In 2021, Intel announced it would wind down RealSense, its 3D vision division. Four years later, that division has not only survived but re-emerged as a standalone company, securing $50 million in Series A funding and claiming its technology powers 60% of the world’s autonomous mobile robots and humanoids. Now operating independently under CEO Nadav Orbach, RealSense aims to scale in step with the global rise of robotics and AI-powered physical systems.
RealSense builds stereoscopic depth cameras that allow machines (robots, drones, autonomous vehicles) to perceive and interpret the 3D world in real time. The company’s cameras, including its latest D555 model, use stereo vision, structured light, and time-of-flight technology to generate dense, millimeter-accurate depth maps. This data underpins critical decisions in autonomous navigation, object avoidance, and interaction with physical environments.
Founded more than a decade ago inside Intel as “Perceptual Computing,” RealSense initially explored diverse applications from gesture recognition to facial authentication. But over time, it zeroed in on robotics, where demand for reliable spatial perception has surged alongside developments in AI and machine learning. “We knew and understood that 3D perception was going to be big,” Orbach told TechCrunch. “We tried across different market segments… until we really found our sweet spot over the years, mostly in robotics.”
Surviving Intel and Standing Alone
The spinout from Intel was neither inevitable nor straightforward. In 2021, then-CEO Pat Gelsinger announced broad cost-cutting measures, and RealSense was among the groups marked for shutdown. Some product lines: LiDAR and facial recognition, among others, were shuttered. But the core stereo vision technology remained. “The reason that Pat kept it at the end is he believed that it’s an asset that will help him play in some areas like AI,” Orbach said in an interview with CRN.

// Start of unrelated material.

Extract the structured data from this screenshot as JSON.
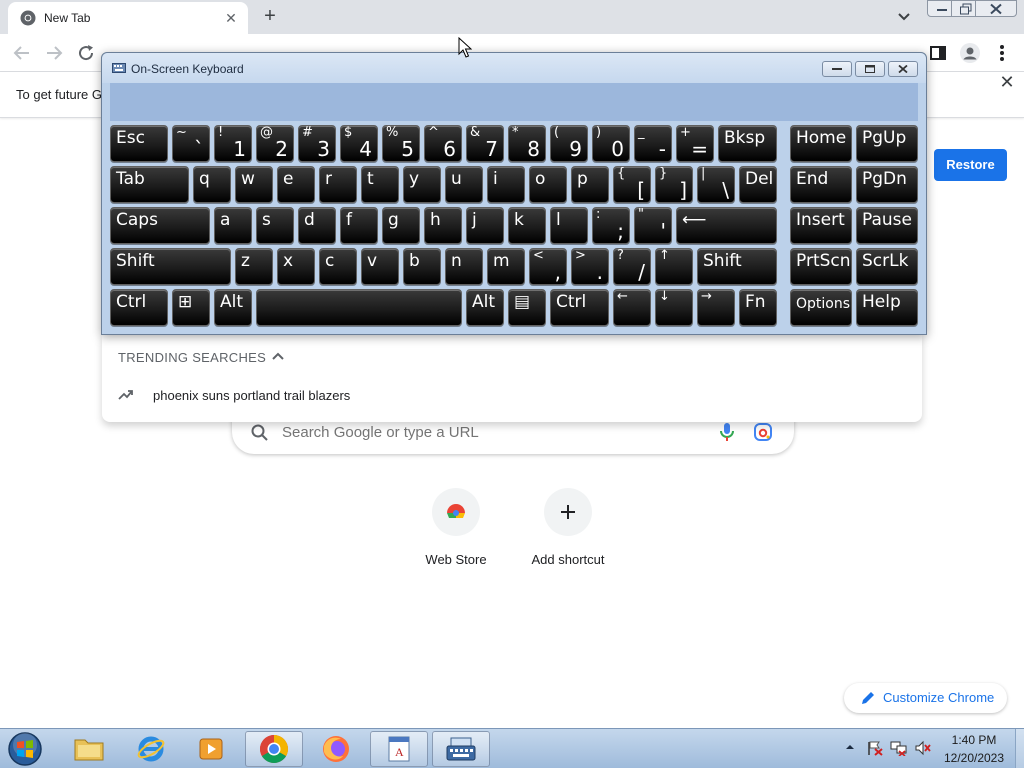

Over the next few years, RealSense invested in its own ASIC and advanced SoC hardware, integrating AI processing directly into the cameras. The cameras continued to see adoption in industrial and consumer robotics, securing design wins in machines from companies like Unitree Robotics, Fit:Match.ai, and ANYbotics.
The decision to spin out came in early 2024, and the formal separation was completed in July 2025. Intel retains a minority stake. The $50 million raise was led by an unnamed semiconductor private equity firm, with participation from Intel Capital and MediaTek Innovation Fund. The company has about 130 employees across the U.S., Israel, and China.
Enabling the Physical AI Wave
The market conditions RealSense now faces are more favorable than when Intel first considered shutting it down. Morgan Stanley projects the humanoid robotics market could grow to $5 trillion by 2050. More immediately, the broader robotics sector is expected to quadruple in size to over $200 billion within six years.
RealSense is positioning itself as a supplier of the visual perception layer for that expansion. According to Orbach, the company already works with over 3,000 customers and holds more than 80 patents. Applications now extend beyond robotics into biometric authentication, industrial automation, and healthcare. One customer, Eyesynth, uses RealSense’s cameras to enable audio-based spatial awareness for the visually impaired.
The company’s business model rests on selling its depth cameras and custom modules, as well as embedded chips and vision processors. With its modular approach and AI-enhanced cameras, RealSense targets both enterprise-grade deployments and OEMs seeking tighter hardware-software integration.
The $50 million in funding will support hiring across AI, robotics, and software engineering, as well as expanding go-to-market efforts globally. Orbach, a 19-year Intel veteran and first-time CEO, called the spinout a “humbling” experience. “There is a learning curve of stepping out,” he told TechCrunch, “but I feel that… we have the right mix for success.”
RealSense will continue to face competition from vertically integrated robotics firms and chipmakers embedding perception into broader platforms. But its neutrality and ecosystem approach, serving thousands of customers with off-the-shelf and customizable modules, could be a strength in a market still spread across industries and use cases.
“We understood that we have to invest in a few areas in order to continue to be relevant and to be an essential ingredient in robotics,” Orbach said.